Comac’s C919 still lacks Western certification but orders and ambition are growing fast

Dubai: China’s Comac (Commercial Aircraft Corporation of China) is the country’s state-owned aircraft manufacturer that aims to rival aviation giants Airbus and Boeing in the global airliner market.
Comac was founded in May 2008 in Shanghai to design and build passenger jets that could compete with the Western duopoly. Its headquarters and main production lines are in Shanghai’s Pudong district.
Comac’s first commercial aircraft was the ARJ21 regional jet, launched in the early 2010s. It has since been rebadged as the C909 model and is flying with airlines in Indonesia and Southeast Asia.
But the centrepiece of COMAC’s ambitions is the C919 — a medium-range, narrow-body jet built to compete directly with the Airbus A320neo and Boeing 737 MAX family.
C919
Launched: first flight in 2017
Commercial service: 2023
Seats: about 158–168 passengers
Competitors: Airbus A320 and Boeing 737 MAX
The jet is designed and assembled in China but still uses many foreign parts, including its engines (made by a joint venture between GE Aviation (USA) and Safran- France).

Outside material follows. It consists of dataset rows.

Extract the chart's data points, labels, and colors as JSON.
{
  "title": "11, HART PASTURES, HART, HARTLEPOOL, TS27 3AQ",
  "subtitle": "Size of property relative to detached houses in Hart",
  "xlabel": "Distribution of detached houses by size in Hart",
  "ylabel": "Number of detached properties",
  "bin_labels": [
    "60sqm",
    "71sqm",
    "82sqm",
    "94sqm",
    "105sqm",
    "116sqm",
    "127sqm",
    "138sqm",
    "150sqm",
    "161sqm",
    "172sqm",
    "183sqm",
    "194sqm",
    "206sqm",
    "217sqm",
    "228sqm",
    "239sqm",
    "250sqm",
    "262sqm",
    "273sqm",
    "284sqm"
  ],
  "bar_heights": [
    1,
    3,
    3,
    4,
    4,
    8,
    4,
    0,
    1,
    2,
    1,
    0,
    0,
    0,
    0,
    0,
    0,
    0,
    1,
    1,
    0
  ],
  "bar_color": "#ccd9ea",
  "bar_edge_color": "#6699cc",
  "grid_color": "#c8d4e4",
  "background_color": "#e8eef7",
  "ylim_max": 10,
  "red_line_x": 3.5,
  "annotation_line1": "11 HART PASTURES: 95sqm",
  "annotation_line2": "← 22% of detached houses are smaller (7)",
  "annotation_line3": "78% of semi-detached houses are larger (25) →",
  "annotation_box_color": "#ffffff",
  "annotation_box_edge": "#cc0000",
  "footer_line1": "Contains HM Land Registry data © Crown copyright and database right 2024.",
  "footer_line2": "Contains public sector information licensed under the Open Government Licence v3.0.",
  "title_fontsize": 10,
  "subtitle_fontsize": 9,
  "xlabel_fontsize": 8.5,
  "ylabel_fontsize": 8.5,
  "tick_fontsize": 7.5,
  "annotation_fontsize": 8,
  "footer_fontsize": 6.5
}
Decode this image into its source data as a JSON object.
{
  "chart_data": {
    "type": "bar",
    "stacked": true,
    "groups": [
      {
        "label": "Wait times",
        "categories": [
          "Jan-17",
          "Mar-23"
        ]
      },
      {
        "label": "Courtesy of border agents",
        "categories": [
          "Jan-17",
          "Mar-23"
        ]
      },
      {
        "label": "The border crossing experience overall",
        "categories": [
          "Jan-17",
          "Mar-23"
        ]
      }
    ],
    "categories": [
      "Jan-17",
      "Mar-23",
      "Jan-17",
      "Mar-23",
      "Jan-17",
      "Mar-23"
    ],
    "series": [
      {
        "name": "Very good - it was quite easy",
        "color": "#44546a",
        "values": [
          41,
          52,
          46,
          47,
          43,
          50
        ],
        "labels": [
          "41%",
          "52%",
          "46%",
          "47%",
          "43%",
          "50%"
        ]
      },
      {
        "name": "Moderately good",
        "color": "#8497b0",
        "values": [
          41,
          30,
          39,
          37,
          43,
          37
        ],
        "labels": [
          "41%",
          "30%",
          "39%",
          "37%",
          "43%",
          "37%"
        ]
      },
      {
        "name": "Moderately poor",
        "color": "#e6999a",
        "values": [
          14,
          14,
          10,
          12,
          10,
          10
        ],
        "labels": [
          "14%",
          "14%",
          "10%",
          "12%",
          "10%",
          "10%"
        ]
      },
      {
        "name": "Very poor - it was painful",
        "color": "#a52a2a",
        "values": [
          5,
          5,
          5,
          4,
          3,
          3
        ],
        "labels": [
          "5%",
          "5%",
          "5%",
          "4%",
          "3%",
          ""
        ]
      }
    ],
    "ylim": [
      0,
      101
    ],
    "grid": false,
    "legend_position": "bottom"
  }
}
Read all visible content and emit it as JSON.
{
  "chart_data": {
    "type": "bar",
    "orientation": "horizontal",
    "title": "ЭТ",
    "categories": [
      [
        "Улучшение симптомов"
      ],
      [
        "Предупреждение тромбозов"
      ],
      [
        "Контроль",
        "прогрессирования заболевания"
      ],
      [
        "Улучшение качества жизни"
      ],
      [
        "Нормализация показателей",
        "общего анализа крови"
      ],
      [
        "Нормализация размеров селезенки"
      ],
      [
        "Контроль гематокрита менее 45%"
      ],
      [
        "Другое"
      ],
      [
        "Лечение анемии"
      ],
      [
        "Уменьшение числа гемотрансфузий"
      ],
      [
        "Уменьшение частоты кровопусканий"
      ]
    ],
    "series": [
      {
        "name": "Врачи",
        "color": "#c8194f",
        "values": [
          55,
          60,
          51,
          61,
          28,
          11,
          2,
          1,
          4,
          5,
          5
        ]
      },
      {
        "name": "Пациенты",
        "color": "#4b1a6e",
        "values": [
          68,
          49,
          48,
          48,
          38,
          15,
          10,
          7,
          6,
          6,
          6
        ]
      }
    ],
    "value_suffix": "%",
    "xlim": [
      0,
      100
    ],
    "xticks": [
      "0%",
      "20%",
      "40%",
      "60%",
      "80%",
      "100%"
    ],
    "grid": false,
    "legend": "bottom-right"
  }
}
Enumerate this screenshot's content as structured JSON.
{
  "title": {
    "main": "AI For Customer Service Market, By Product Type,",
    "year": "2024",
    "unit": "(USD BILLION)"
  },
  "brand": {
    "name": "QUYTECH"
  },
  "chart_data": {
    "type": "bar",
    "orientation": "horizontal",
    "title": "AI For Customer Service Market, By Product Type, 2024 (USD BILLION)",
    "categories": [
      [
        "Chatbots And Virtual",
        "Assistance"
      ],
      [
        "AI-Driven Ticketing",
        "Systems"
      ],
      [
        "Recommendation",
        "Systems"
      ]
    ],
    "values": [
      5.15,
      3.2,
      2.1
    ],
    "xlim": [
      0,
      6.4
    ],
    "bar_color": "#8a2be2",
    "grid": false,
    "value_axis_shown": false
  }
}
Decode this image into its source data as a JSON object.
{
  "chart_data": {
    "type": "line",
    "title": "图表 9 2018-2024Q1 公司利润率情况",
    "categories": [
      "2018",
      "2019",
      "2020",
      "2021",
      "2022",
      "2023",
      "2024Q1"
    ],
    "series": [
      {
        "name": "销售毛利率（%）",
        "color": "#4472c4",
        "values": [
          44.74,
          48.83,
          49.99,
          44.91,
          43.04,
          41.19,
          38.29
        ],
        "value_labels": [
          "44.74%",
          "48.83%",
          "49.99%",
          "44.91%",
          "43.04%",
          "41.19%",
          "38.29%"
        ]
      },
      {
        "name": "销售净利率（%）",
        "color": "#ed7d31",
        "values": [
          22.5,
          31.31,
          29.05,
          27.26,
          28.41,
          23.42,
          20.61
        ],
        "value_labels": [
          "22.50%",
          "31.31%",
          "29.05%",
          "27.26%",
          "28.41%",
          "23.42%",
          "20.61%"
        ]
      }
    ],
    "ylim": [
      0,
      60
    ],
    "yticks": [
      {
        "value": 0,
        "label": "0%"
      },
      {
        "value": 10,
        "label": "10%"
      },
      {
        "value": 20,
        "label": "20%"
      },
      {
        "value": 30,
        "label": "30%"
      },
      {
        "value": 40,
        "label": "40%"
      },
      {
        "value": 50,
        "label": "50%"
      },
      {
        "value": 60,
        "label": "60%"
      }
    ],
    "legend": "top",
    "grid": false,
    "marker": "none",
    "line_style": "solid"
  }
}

Comac is also working on wide-body jets like the C929 — intended to challenge larger aircraft such as the Airbus A330neo and Boeing 787 Dreamliner — but that is still in development.
Despite its big ambitions, COMAC faces several major challenges.
First, it has limited international certification. And this is one of the most important things in aviation — and it affects safety, prices, routes and even which planes you end up flying on.
The C919 has only been certified by Chinese regulators so far. It still lacks certification from top Western authorities, such as the European Union Aviation Safety Agency (EASA) and the US Federal Aviation Administration (FAA), meaning most foreign airlines cannot operate it in their home countries.
European regulators say the approval process could take three to six years, even if Comac keeps pushing for it.
Foreign parts, trade tangles
About 40 per cent of the C919’s systems come from Western suppliers, including engines and avionics. This makes Comac vulnerable to export controls, geopolitical disputes and supply-chain hiccups.
Production, delivery slowdowns
Comac has struggled to increase production to match Western manufacturers, partly because parts were constrained by past export bans and by supply bottlenecks.
Most of its orders (over 1,000) are from Chinese carriers or leasing firms, with a few from overseas buyers.
Comac is suddenly being taken more seriously for a few key reasons.
Huge domestic market: China accounts for about 20 per cent of global aircraft demand, giving COMAC a strong base even before it expands internationally.
Western delays and backlogs: Production delays at Airbus and Boeing have created openings for new players, and some industry leaders in the Gulf and Asia are watching closely.
In fact, flydubai CEO Ghaith Al Ghaith said in 2024 that it is about time the aviation industry gets a third, maybe even fourth aircraft manufacturer to break the dominance of Airbus and Boeing in the aviation industry.
Global ambition: Comac is not just building jets; it’s displaying them internationally (including at the Dubai Airshow) and investing in global sales, support and training networks.
New models on the way: In addition to the C919, Comac is developing larger jets and even supersonic designs — an indication that its strategy goes far beyond small beginnings.